Par un mémoire en défense, enregistré le 17 avril 2023, le préfet du Nord conclut au rejet de la requête.
Il soutient que :
- Durant toutes ses démarches, M. A ne s'est pas prévalu de l'existence de son titre de séjour mention " vie privée et familiale " et que de ce fait il n'a pas été orienté en conséquence ;
- Il aurait dû et doit solliciter une demande de changement de statut afin d'obtenir un titre de séjour étudiant ;
- Au surplus, le titre de séjour mention " vie privée et familiale " est expiré depuis le 27 septembre 2022, le visa étudiant a expiré le 13 septembre 2022, la dernière demande sur le site de l'administration des étrangers en France (ANEF) a été clôturée le 11 octobre 2022. Il a saisi le tribunal le 5 avril 2023, soit six mois après la clôture de sa dernière démarche. La condition d'urgence n'est donc pas remplie.
Vu :
- les autres pièces du dossier ;
- la copie de la requête à fin d'annulation des décisions attaquées ;
Vu :
- le code de l'entrée et du séjour des étrangers et du droit d'asile ;
- la loi n°91-647 du 10 juillet 1991 ;
- le code de justice administrative.
Le président du tribunal a désigné M. Paganel, président, pour statuer sur les demandes de référé.

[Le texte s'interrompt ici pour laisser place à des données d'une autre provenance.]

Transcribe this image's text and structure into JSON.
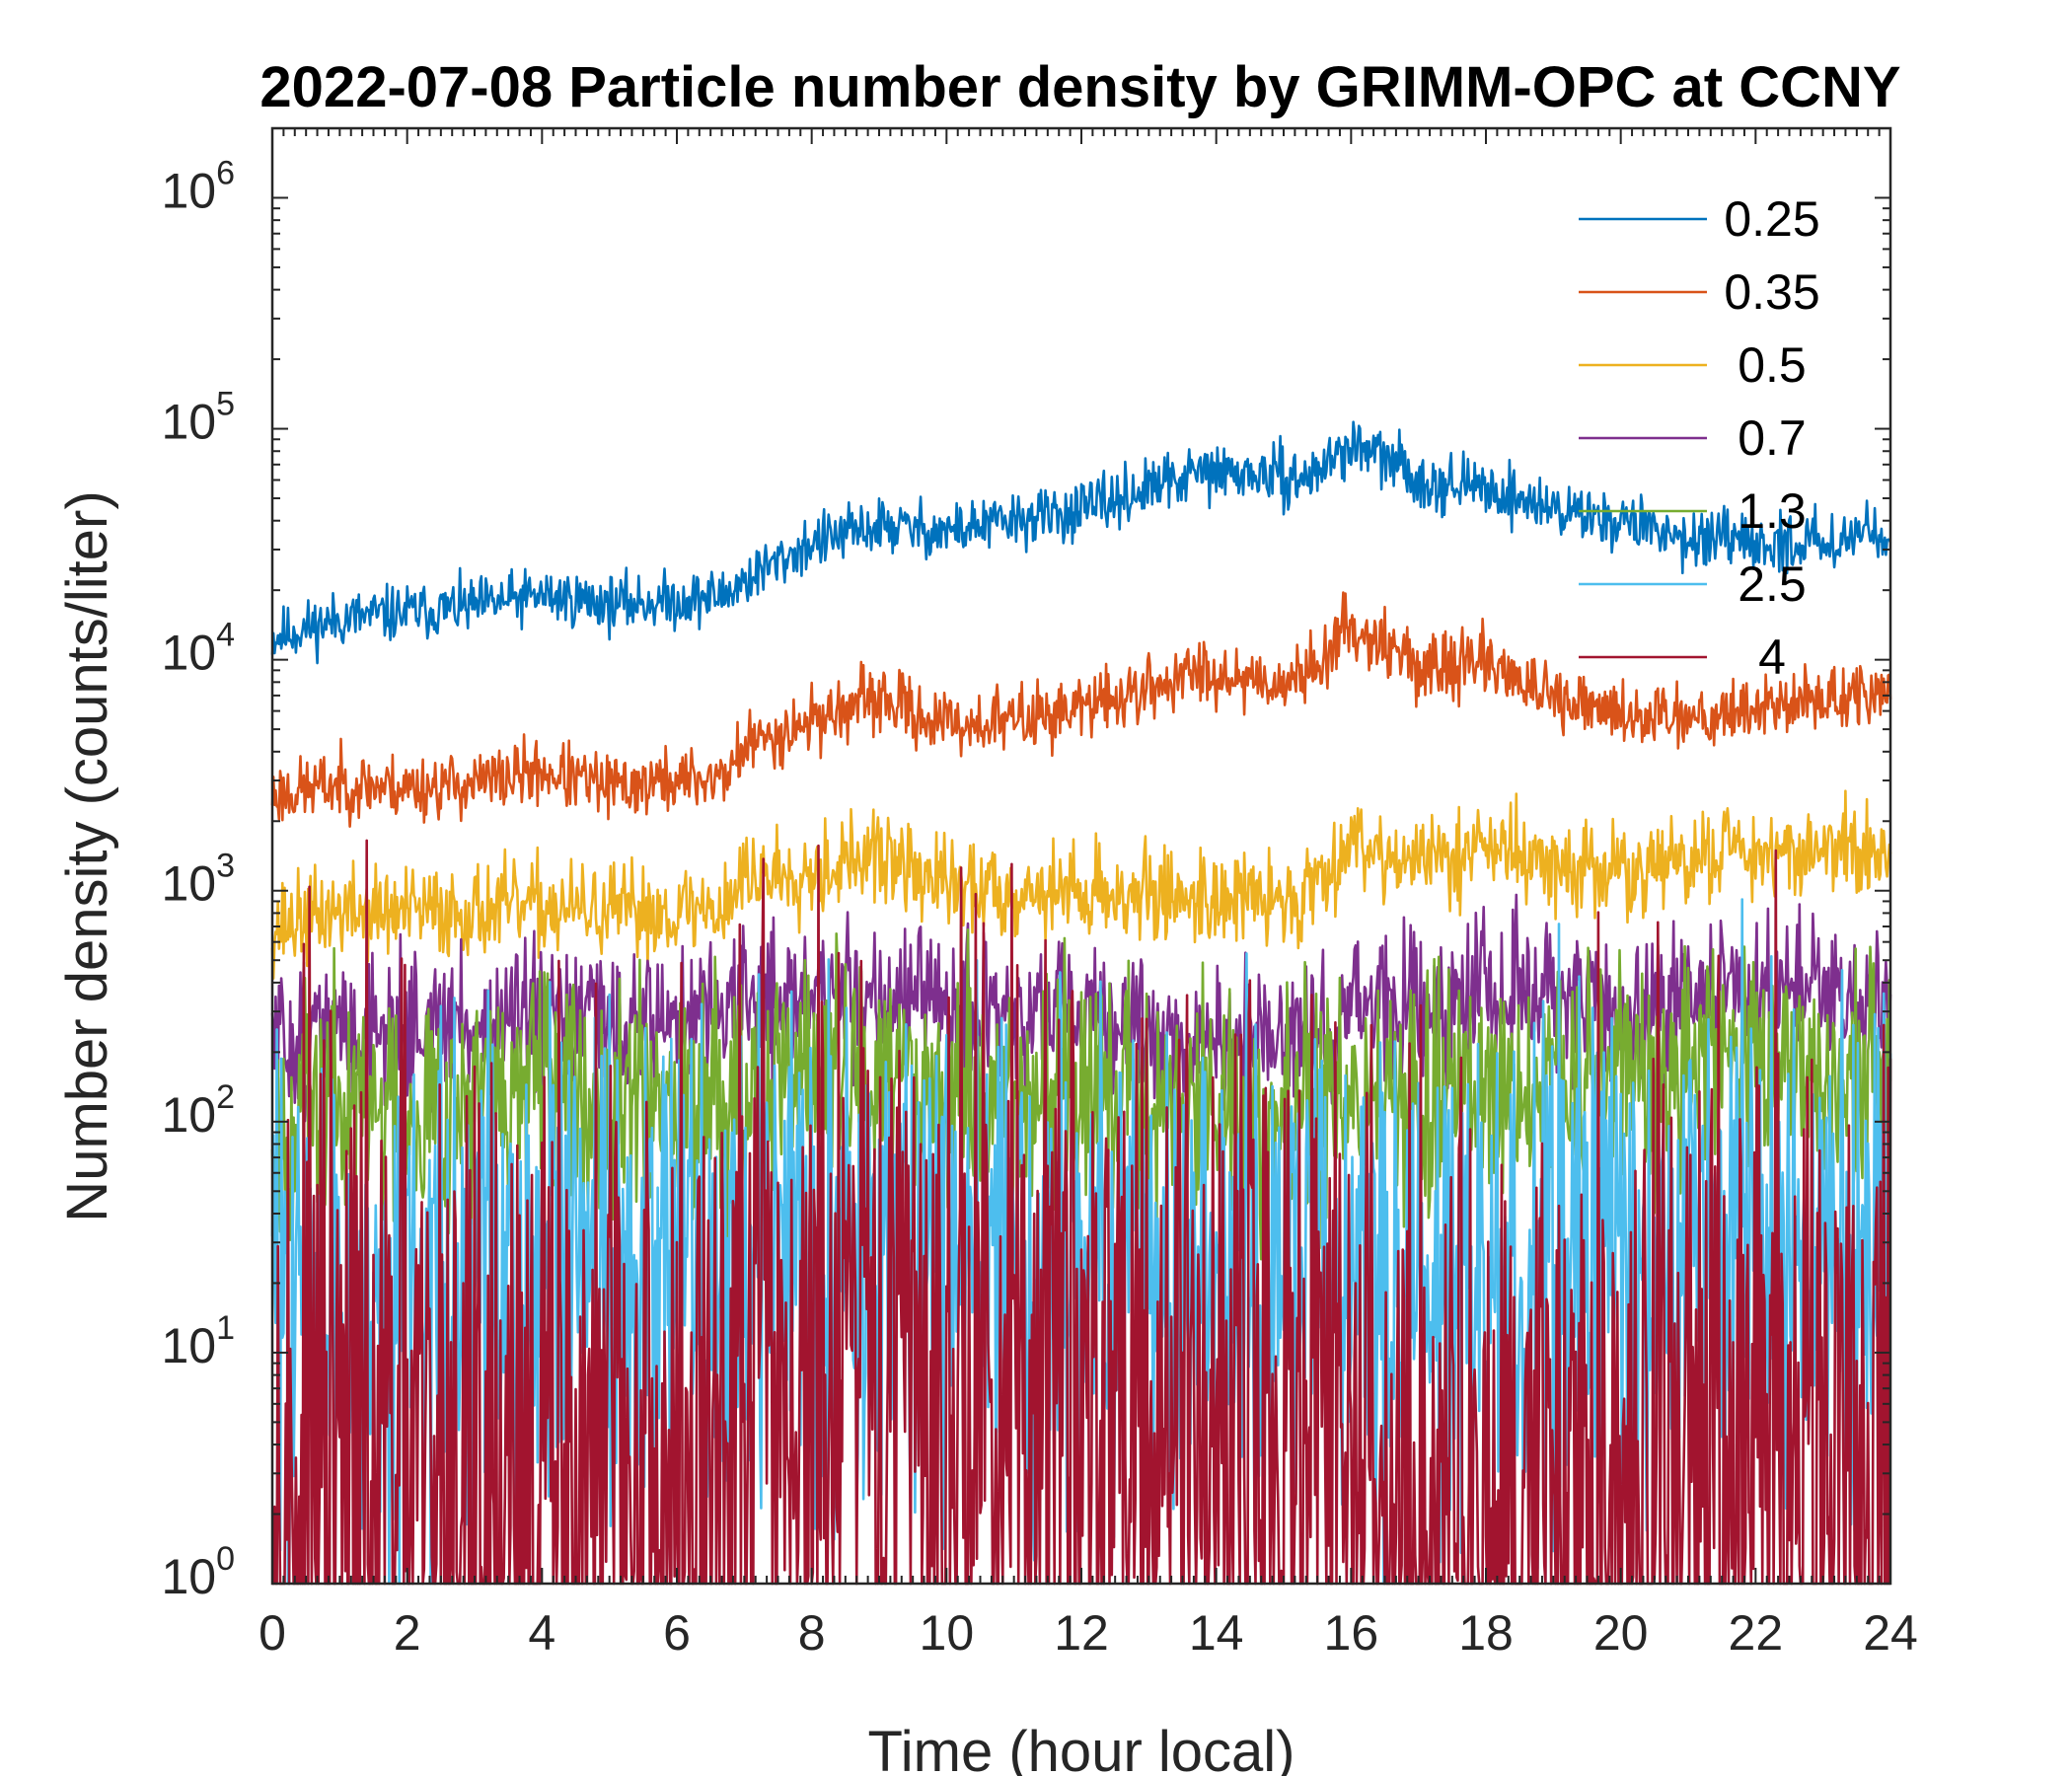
{
  "chart_data": {
    "type": "line",
    "title": "2022-07-08 Particle number density by GRIMM-OPC at CCNY",
    "xlabel": "Time (hour local)",
    "ylabel": "Number density (counts/liter)",
    "xlim": [
      0,
      24
    ],
    "ylim": [
      1,
      2000000
    ],
    "yscale": "log",
    "xticks": [
      0,
      2,
      4,
      6,
      8,
      10,
      12,
      14,
      16,
      18,
      20,
      22,
      24
    ],
    "xtick_labels": [
      "0",
      "2",
      "4",
      "6",
      "8",
      "10",
      "12",
      "14",
      "16",
      "18",
      "20",
      "22",
      "24"
    ],
    "yticks": [
      1,
      10,
      100,
      1000,
      10000,
      100000,
      1000000
    ],
    "ytick_labels": [
      {
        "base": "10",
        "exp": "0"
      },
      {
        "base": "10",
        "exp": "1"
      },
      {
        "base": "10",
        "exp": "2"
      },
      {
        "base": "10",
        "exp": "3"
      },
      {
        "base": "10",
        "exp": "4"
      },
      {
        "base": "10",
        "exp": "5"
      },
      {
        "base": "10",
        "exp": "6"
      }
    ],
    "legend_position": "top-right",
    "x": [
      0,
      1,
      2,
      3,
      4,
      5,
      6,
      6.7,
      7,
      8,
      9,
      10,
      11,
      12,
      13,
      13.8,
      15,
      15.3,
      16,
      16.7,
      17,
      18,
      18.3,
      19,
      20,
      21,
      21.6,
      22,
      23,
      24
    ],
    "series": [
      {
        "name": "0.25",
        "color": "#0072BD",
        "noise": 0.06,
        "seed": 11,
        "values": [
          12500,
          15000,
          16000,
          17000,
          19000,
          17500,
          18000,
          19000,
          22000,
          32000,
          38000,
          36000,
          40000,
          44000,
          55000,
          65000,
          62000,
          60000,
          85000,
          70000,
          60000,
          55000,
          52000,
          45000,
          40000,
          34000,
          32000,
          31000,
          33000,
          37000
        ]
      },
      {
        "name": "0.35",
        "color": "#D95319",
        "noise": 0.07,
        "seed": 23,
        "values": [
          2600,
          2900,
          2800,
          2900,
          3300,
          2800,
          3000,
          3100,
          4200,
          5500,
          6800,
          5200,
          5500,
          6200,
          7500,
          9000,
          8000,
          8500,
          14000,
          11000,
          9000,
          10000,
          9000,
          6500,
          5800,
          5800,
          6000,
          6200,
          6800,
          7000
        ]
      },
      {
        "name": "0.5",
        "color": "#EDB120",
        "noise": 0.1,
        "seed": 37,
        "values": [
          700,
          820,
          800,
          820,
          850,
          800,
          820,
          850,
          1150,
          1250,
          1400,
          1050,
          1000,
          1000,
          950,
          950,
          900,
          950,
          1700,
          1400,
          1300,
          1600,
          1500,
          1250,
          1200,
          1300,
          1600,
          1500,
          1500,
          1450
        ]
      },
      {
        "name": "0.7",
        "color": "#7E2F8E",
        "noise": 0.16,
        "seed": 51,
        "values": [
          220,
          250,
          260,
          260,
          260,
          270,
          280,
          300,
          330,
          350,
          360,
          300,
          280,
          270,
          250,
          220,
          210,
          220,
          330,
          290,
          300,
          380,
          380,
          320,
          300,
          320,
          430,
          370,
          340,
          330
        ]
      },
      {
        "name": "1.3",
        "color": "#77AC30",
        "noise": 0.26,
        "seed": 67,
        "values": [
          95,
          115,
          120,
          125,
          130,
          130,
          135,
          140,
          150,
          160,
          160,
          140,
          130,
          130,
          120,
          115,
          100,
          110,
          130,
          120,
          125,
          140,
          140,
          140,
          160,
          180,
          260,
          200,
          170,
          160
        ]
      },
      {
        "name": "2.5",
        "color": "#4DBEEE",
        "noise": 0.55,
        "seed": 83,
        "values": [
          18,
          20,
          20,
          20,
          21,
          20,
          20,
          22,
          30,
          32,
          33,
          30,
          29,
          28,
          27,
          25,
          24,
          24,
          15,
          20,
          22,
          24,
          24,
          24,
          22,
          25,
          40,
          30,
          28,
          27
        ]
      },
      {
        "name": "4",
        "color": "#A2142F",
        "noise": 1.0,
        "seed": 97,
        "values": [
          2,
          2.5,
          2.5,
          2.5,
          2.5,
          2.5,
          2.5,
          2.5,
          6,
          6,
          6,
          6,
          6,
          6,
          6,
          6,
          5,
          5,
          2,
          2,
          2.5,
          2.8,
          2.8,
          2.5,
          2.5,
          3,
          3.5,
          3.5,
          3.5,
          3
        ]
      }
    ]
  }
}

Les parties ont été régulièrement averties du jour de l'audience.
Au cours de l'audience publique tenue en présence de M. Potet, greffier d'audience, M. B a lu son rapport et entendu :
- Les observations de Me Robiquet, avocat substituant Me Ferrand, représentant M. A, qui a développé son argumentation écrite et a notamment fait valoir qu'il avait effectué de nombreuses démarches pour anticiper le renouvellement de son titre de séjour, que le préfet commet une erreur de droit au regard de l'annexe 10 de l'article R. 431-10 du code de l'entrée et du séjour des étrangers et du droit d'asile lorsqu'il soutient que pour toute demande étudiant il devait effectuer une demande de visa mention étudiant auprès du consulat français des Comores, que la condition d'urgence est satisfaite, comme il a été démontré dans la requête ;
- Le préfet du Nord n'étant ni présent ni représenté.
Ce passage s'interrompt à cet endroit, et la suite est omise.